Quote:Original post by Motorherp
For the kinetic friction force to reverse the velocity it will have to be extremely large which suggests you are miscalculating the grounds normal force or that you have an unrealistic friction coefficient (I suggest about 0.8).
In my game if I skid in a corner, and say lock the wheels, then I begin to slide in a direction on flat ground (and possibly rotate). The sliding force is, what slows my car until it stops. And when it stops, then it begin to oscillate, but this is not visible, I know it from displaying slip angle. The friction coefficient is speed difference dependent (this is the realistic approach). On asphalt it is 1.1 at speed diff. of 0 (static friction), and decreases linearly, and reaches 0.6 at 40 km/h speed difference. After that it doesn't decrease more. I saw this graph in a paper somewhere. It is measured data.
Quote:Original post by Motorherp
You might want to check your units just to make sure you're not inputting values which are magnitudes of order out. Let me know if any of this helps.

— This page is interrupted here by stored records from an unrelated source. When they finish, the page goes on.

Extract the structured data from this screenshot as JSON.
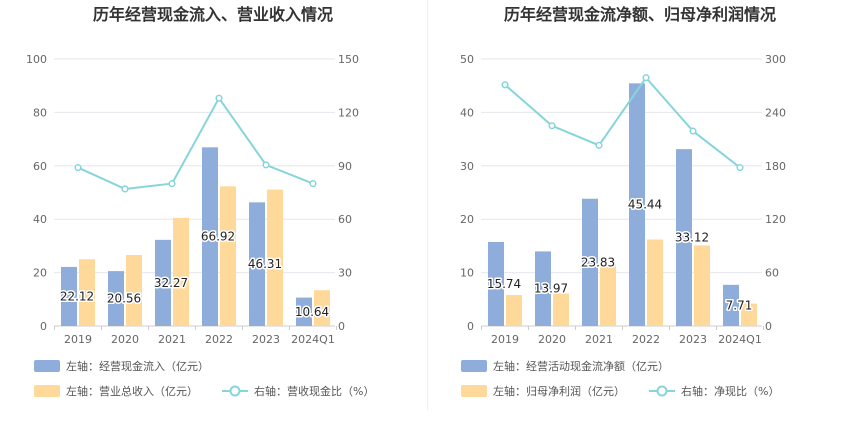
{
  "chart_data": [
    {
      "type": "bar",
      "title": "历年经营现金流入、营业收入情况",
      "categories": [
        "2019",
        "2020",
        "2021",
        "2022",
        "2023",
        "2024Q1"
      ],
      "y_left": {
        "min": 0,
        "max": 100,
        "ticks": [
          "0",
          "20",
          "40",
          "60",
          "80",
          "100"
        ]
      },
      "y_right": {
        "min": 0,
        "max": 150,
        "ticks": [
          "0",
          "30",
          "60",
          "90",
          "120",
          "150"
        ]
      },
      "series": [
        {
          "name": "左轴：经营现金流入（亿元）",
          "type": "bar",
          "axis": "left",
          "color": "#8EADDB",
          "values": [
            22.12,
            20.56,
            32.27,
            66.92,
            46.31,
            10.64
          ],
          "labels": [
            "22.12",
            "20.56",
            "32.27",
            "66.92",
            "46.31",
            "10.64"
          ]
        },
        {
          "name": "左轴：营业总收入（亿元）",
          "type": "bar",
          "axis": "left",
          "color": "#FFD99A",
          "values": [
            25.0,
            26.6,
            40.5,
            52.3,
            51.1,
            13.4
          ]
        },
        {
          "name": "右轴：营收现金比（%）",
          "type": "line",
          "axis": "right",
          "color": "#86D5DB",
          "values": [
            89,
            77,
            80,
            128,
            90.5,
            80
          ]
        }
      ]
    },
    {
      "type": "bar",
      "title": "历年经营现金流净额、归母净利润情况",
      "categories": [
        "2019",
        "2020",
        "2021",
        "2022",
        "2023",
        "2024Q1"
      ],
      "y_left": {
        "min": 0,
        "max": 50,
        "ticks": [
          "0",
          "10",
          "20",
          "30",
          "40",
          "50"
        ]
      },
      "y_right": {
        "min": 0,
        "max": 300,
        "ticks": [
          "0",
          "60",
          "120",
          "180",
          "240",
          "300"
        ]
      },
      "series": [
        {
          "name": "左轴：经营活动现金流净额（亿元）",
          "type": "bar",
          "axis": "left",
          "color": "#8EADDB",
          "values": [
            15.74,
            13.97,
            23.83,
            45.44,
            33.12,
            7.71
          ],
          "labels": [
            "15.74",
            "13.97",
            "23.83",
            "45.44",
            "33.12",
            "7.71"
          ]
        },
        {
          "name": "左轴：归母净利润（亿元）",
          "type": "bar",
          "axis": "left",
          "color": "#FFD99A",
          "values": [
            5.8,
            6.1,
            11.6,
            16.2,
            15.1,
            4.2
          ]
        },
        {
          "name": "右轴：净现比（%）",
          "type": "line",
          "axis": "right",
          "color": "#86D5DB",
          "values": [
            271,
            225,
            203,
            279,
            219,
            178
          ]
        }
      ]
    }
  ]
}
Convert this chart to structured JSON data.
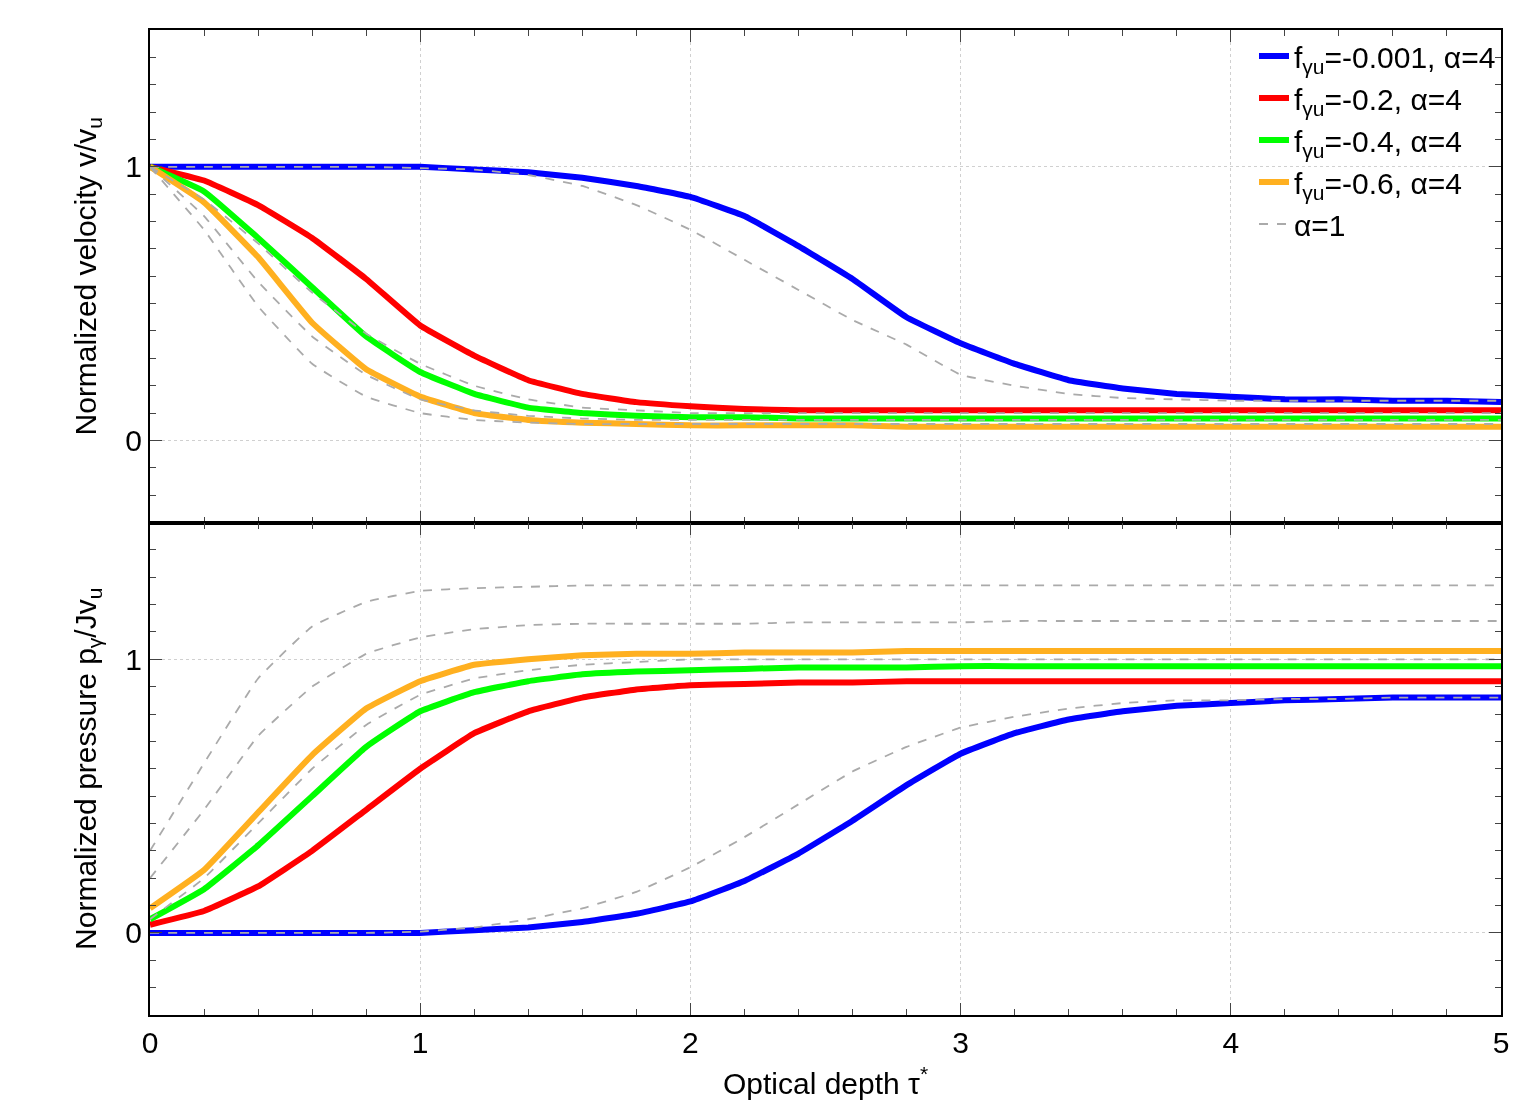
{
  "chart_data": [
    {
      "type": "line",
      "ylabel": "Normalized velocity v/v$_{u}$",
      "x": [
        0,
        0.2,
        0.4,
        0.6,
        0.8,
        1.0,
        1.2,
        1.4,
        1.6,
        1.8,
        2.0,
        2.2,
        2.4,
        2.6,
        2.8,
        3.0,
        3.2,
        3.4,
        3.6,
        3.8,
        4.0,
        4.2,
        4.4,
        4.6,
        4.8,
        5.0
      ],
      "xlim": [
        0,
        5
      ],
      "xticks": [
        0,
        1,
        2,
        3,
        4,
        5
      ],
      "ylim": [
        -0.3,
        1.5
      ],
      "yticks": [
        0,
        1
      ],
      "tick_labels": "y",
      "grid": true,
      "legend": "top right",
      "series": [
        {
          "name": "f$_{γu}$=-0.001, α=4",
          "color": "#0000ff",
          "line_style": "solid",
          "values": [
            1,
            1,
            1,
            1,
            1,
            1,
            0.99,
            0.98,
            0.96,
            0.93,
            0.89,
            0.82,
            0.71,
            0.59,
            0.45,
            0.355,
            0.28,
            0.22,
            0.19,
            0.17,
            0.16,
            0.15,
            0.15,
            0.145,
            0.145,
            0.14
          ]
        },
        {
          "name": "f$_{γu}$=-0.2, α=4",
          "color": "#ff0000",
          "line_style": "solid",
          "values": [
            1,
            0.95,
            0.86,
            0.74,
            0.59,
            0.42,
            0.31,
            0.22,
            0.17,
            0.14,
            0.125,
            0.115,
            0.11,
            0.11,
            0.11,
            0.11,
            0.11,
            0.11,
            0.11,
            0.11,
            0.11,
            0.11,
            0.11,
            0.11,
            0.11,
            0.11
          ]
        },
        {
          "name": "f$_{γu}$=-0.4, α=4",
          "color": "#00ff00",
          "line_style": "solid",
          "values": [
            1,
            0.91,
            0.74,
            0.56,
            0.38,
            0.25,
            0.17,
            0.12,
            0.1,
            0.09,
            0.085,
            0.085,
            0.08,
            0.08,
            0.08,
            0.08,
            0.08,
            0.08,
            0.08,
            0.08,
            0.08,
            0.08,
            0.08,
            0.08,
            0.08,
            0.08
          ]
        },
        {
          "name": "f$_{γu}$=-0.6, α=4",
          "color": "#ffb020",
          "line_style": "solid",
          "values": [
            1,
            0.87,
            0.67,
            0.43,
            0.26,
            0.16,
            0.1,
            0.075,
            0.065,
            0.06,
            0.055,
            0.055,
            0.055,
            0.055,
            0.05,
            0.05,
            0.05,
            0.05,
            0.05,
            0.05,
            0.05,
            0.05,
            0.05,
            0.05,
            0.05,
            0.05
          ]
        },
        {
          "name": "α=1",
          "color": "#aaaaaa",
          "line_style": "dashed",
          "values": [
            1,
            1,
            1,
            1,
            1,
            0.995,
            0.99,
            0.97,
            0.93,
            0.86,
            0.77,
            0.66,
            0.55,
            0.44,
            0.35,
            0.24,
            0.2,
            0.17,
            0.155,
            0.15,
            0.145,
            0.145,
            0.145,
            0.145,
            0.145,
            0.145
          ]
        },
        {
          "color": "#aaaaaa",
          "line_style": "dashed",
          "values": [
            1,
            0.88,
            0.72,
            0.54,
            0.39,
            0.28,
            0.2,
            0.15,
            0.12,
            0.11,
            0.1,
            0.1,
            0.1,
            0.1,
            0.1,
            0.1,
            0.1,
            0.1,
            0.1,
            0.1,
            0.1,
            0.1,
            0.1,
            0.1,
            0.1,
            0.1
          ]
        },
        {
          "color": "#aaaaaa",
          "line_style": "dashed",
          "values": [
            1,
            0.82,
            0.58,
            0.38,
            0.24,
            0.15,
            0.11,
            0.09,
            0.08,
            0.075,
            0.075,
            0.075,
            0.075,
            0.075,
            0.075,
            0.075,
            0.075,
            0.075,
            0.075,
            0.075,
            0.075,
            0.075,
            0.075,
            0.075,
            0.075,
            0.075
          ]
        },
        {
          "color": "#aaaaaa",
          "line_style": "dashed",
          "values": [
            1,
            0.77,
            0.49,
            0.28,
            0.16,
            0.1,
            0.075,
            0.065,
            0.06,
            0.06,
            0.06,
            0.06,
            0.06,
            0.06,
            0.06,
            0.06,
            0.06,
            0.06,
            0.06,
            0.06,
            0.06,
            0.06,
            0.06,
            0.06,
            0.06,
            0.06
          ]
        }
      ]
    },
    {
      "type": "line",
      "xlabel": "Optical depth τ$^{*}$",
      "ylabel": "Normalized pressure p$_{γ}$/Jv$_{u}$",
      "x": [
        0,
        0.2,
        0.4,
        0.6,
        0.8,
        1.0,
        1.2,
        1.4,
        1.6,
        1.8,
        2.0,
        2.2,
        2.4,
        2.6,
        2.8,
        3.0,
        3.2,
        3.4,
        3.6,
        3.8,
        4.0,
        4.2,
        4.4,
        4.6,
        4.8,
        5.0
      ],
      "xlim": [
        0,
        5
      ],
      "xticks": [
        0,
        1,
        2,
        3,
        4,
        5
      ],
      "ylim": [
        -0.3,
        1.5
      ],
      "yticks": [
        0,
        1
      ],
      "grid": true,
      "series": [
        {
          "color": "#0000ff",
          "line_style": "solid",
          "values": [
            0,
            0,
            0,
            0,
            0,
            0,
            0.01,
            0.02,
            0.04,
            0.07,
            0.115,
            0.19,
            0.29,
            0.41,
            0.54,
            0.655,
            0.73,
            0.78,
            0.81,
            0.83,
            0.84,
            0.85,
            0.855,
            0.86,
            0.86,
            0.86
          ]
        },
        {
          "color": "#ff0000",
          "line_style": "solid",
          "values": [
            0.03,
            0.08,
            0.17,
            0.3,
            0.45,
            0.6,
            0.73,
            0.81,
            0.86,
            0.89,
            0.905,
            0.91,
            0.915,
            0.915,
            0.92,
            0.92,
            0.92,
            0.92,
            0.92,
            0.92,
            0.92,
            0.92,
            0.92,
            0.92,
            0.92,
            0.92
          ]
        },
        {
          "color": "#00ff00",
          "line_style": "solid",
          "values": [
            0.05,
            0.16,
            0.32,
            0.5,
            0.68,
            0.81,
            0.88,
            0.92,
            0.945,
            0.955,
            0.96,
            0.965,
            0.97,
            0.97,
            0.97,
            0.975,
            0.975,
            0.975,
            0.975,
            0.975,
            0.975,
            0.975,
            0.975,
            0.975,
            0.975,
            0.975
          ]
        },
        {
          "color": "#ffb020",
          "line_style": "solid",
          "values": [
            0.09,
            0.23,
            0.44,
            0.65,
            0.82,
            0.92,
            0.98,
            1.0,
            1.015,
            1.02,
            1.02,
            1.025,
            1.025,
            1.025,
            1.03,
            1.03,
            1.03,
            1.03,
            1.03,
            1.03,
            1.03,
            1.03,
            1.03,
            1.03,
            1.03,
            1.03
          ]
        },
        {
          "color": "#aaaaaa",
          "line_style": "dashed",
          "values": [
            0,
            0,
            0,
            0,
            0,
            0.005,
            0.02,
            0.05,
            0.09,
            0.15,
            0.24,
            0.35,
            0.47,
            0.59,
            0.68,
            0.75,
            0.79,
            0.82,
            0.84,
            0.85,
            0.85,
            0.855,
            0.855,
            0.86,
            0.86,
            0.86
          ]
        },
        {
          "color": "#aaaaaa",
          "line_style": "dashed",
          "values": [
            0.05,
            0.2,
            0.4,
            0.6,
            0.76,
            0.87,
            0.93,
            0.96,
            0.98,
            0.99,
            1.0,
            1.0,
            1.0,
            1.0,
            1.0,
            1.0,
            1.0,
            1.0,
            1.0,
            1.0,
            1.0,
            1.0,
            1.0,
            1.0,
            1.0,
            1.0
          ]
        },
        {
          "color": "#aaaaaa",
          "line_style": "dashed",
          "values": [
            0.2,
            0.45,
            0.72,
            0.9,
            1.02,
            1.08,
            1.11,
            1.125,
            1.13,
            1.13,
            1.13,
            1.13,
            1.135,
            1.135,
            1.135,
            1.135,
            1.14,
            1.14,
            1.14,
            1.14,
            1.14,
            1.14,
            1.14,
            1.14,
            1.14,
            1.14
          ]
        },
        {
          "color": "#aaaaaa",
          "line_style": "dashed",
          "values": [
            0.3,
            0.62,
            0.93,
            1.12,
            1.21,
            1.25,
            1.26,
            1.265,
            1.27,
            1.27,
            1.27,
            1.27,
            1.27,
            1.27,
            1.27,
            1.27,
            1.27,
            1.27,
            1.27,
            1.27,
            1.27,
            1.27,
            1.27,
            1.27,
            1.27,
            1.27
          ]
        }
      ]
    }
  ]
}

I think my units are OK, because at higher speeds it behaves normal, and can be controlled quite well.
Quote:Original post by Motorherp
On second thoughts concerning the direction of application of the friction force, you might be right in applying it in the two seperate directions. Try both and see which one looks best.
Sorry, I don't understand this cornering. Do you mean that I calculate longitudinal and lateral forces separatly? It doesn't matter for the motion of the body, because all of them will be applied on it. However, only the longitudinal component acts on the tyre as a reaction torque. That's why it have to be separated.
SpaceDude:
Quote:Original post by SpaceDude
Well that sounds like a hack to me... and IMO, if you want your game to act realistic, you should do things properly.
I hate to repeat what has already been said several times but just make sure that the friction force does not cause a change in velocity in the first place, then you don't need to worry about it later on.
You may have misunderstoond something. I check the sign change of the object's velocity for these frictional forces, like air resistance, or brake torque, or rolling resistance. And this method is what you mention too. And I think it MUST be done such way. I check the sign change, because these forces cannot change the sign of any coordinate of the velocity, and cannot add energy to the system (hence cannot increase the abs() of any coordinate of the velocity). What's the hack in this thought? This results realistic behaviour for rigid bodies.
But tyres are different again. The deformability. The deformation (for the static region of the contact patch) works like a damped spring, so it is not simply a frictional force.
For example when a car begins turning, the angular velocity of it is increasing. A frictional force cannot do that (increasing energy). The turning is due to the adhension of the static region of the contact patch. Here the tyre is deformed, and that's what turns the car. Roughly like a spring force. If the steered tyres don't stick, then you cannot turn.
Both:
Thanks again for both your help. Maybe the situation and the work of the tyre is clearer now. Any more help is appreciated.
I think, I have to do something with the force of the static region. Motorherp's 2nd sentence might be the most valuable thought, if I could understand "motion force".